Despite declaring the scheme a success, co-author Dr José Luis Mateos-González, also from University of York, says there are some “notes of caution to sound”.
“While it is good news that the loans scheme appears to have had a positive impact on BME students, it should be noted that previous research suggests that BME graduates are more likely to pursue strategies of further compensatory education in order to counterbalance the problems they may face when entering the labour market. In other words, we need further research to determine whether BME graduates are turning to postgraduate degrees to get around discrimination in the graduate labour market.
“Additionally, the loans policy has not shifted gender differences in transition to taught higher degrees among UK-domiciled students. Women remain disadvantaged here, contrary to observed trends at earlier levels, including undergraduate participation.

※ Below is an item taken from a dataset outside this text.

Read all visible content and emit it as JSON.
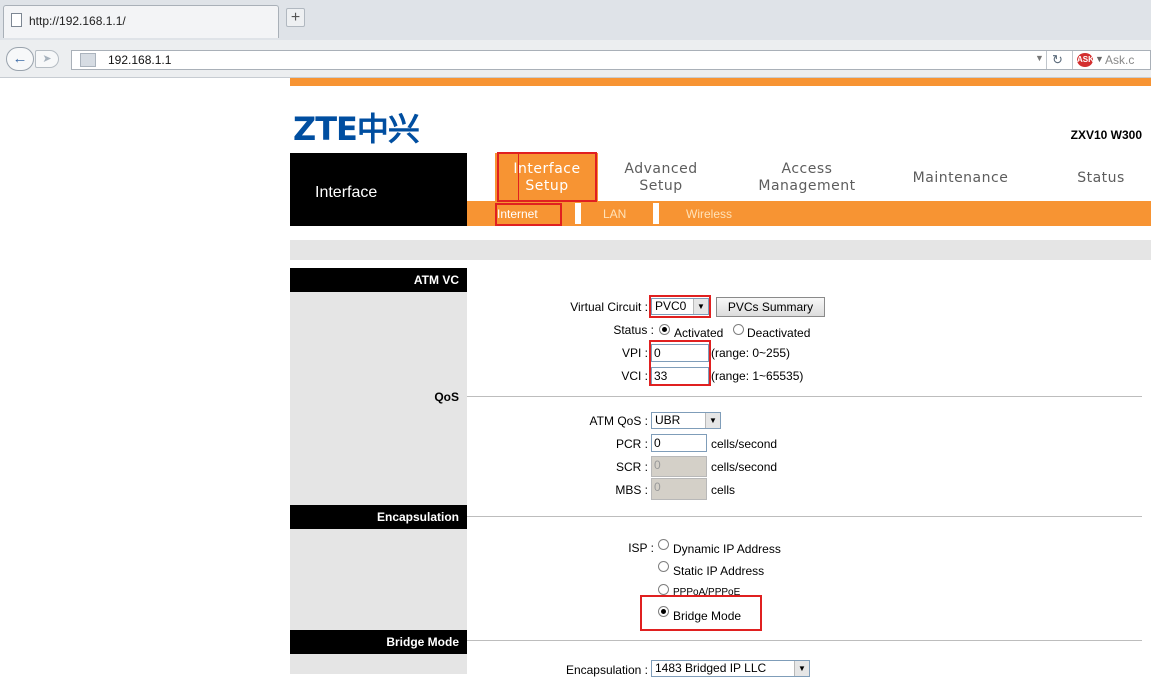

While there may be improved transition rates for those from disadvantaged socio-economic backgrounds and ethnic minority students, the reasons for and consequences of these changes is not clear.”
The academic team also encourage caution in terms of predicting the future success of the loans scheme.
“The loans scheme has the potential to be a victim of its own success due to twin inflationary pressures,” Dr Mateos-González says.
“Firstly, fee inflation is likely – and anecdotally already occurring – as institutions react to increased demand and the availability of loan funding by increasing their tuition fees for UK students.
“Second, credential inflation is likely as an increase in master’s graduates risks eroding the value of a bachelor’s degree, making a master’s degree necessary for entry to certain careers. There are other possible drawbacks. Extra ‘deadweight’ is one: looked at in absolute rather than relative terms, more students from advantaged backgrounds have benefitted from loans.”
The team suggest that future research should now explore whether there is a change in outcomes for those students from disadvantaged backgrounds who take out a master’s loan, rather than simply greater debt and no further extrinsic benefit.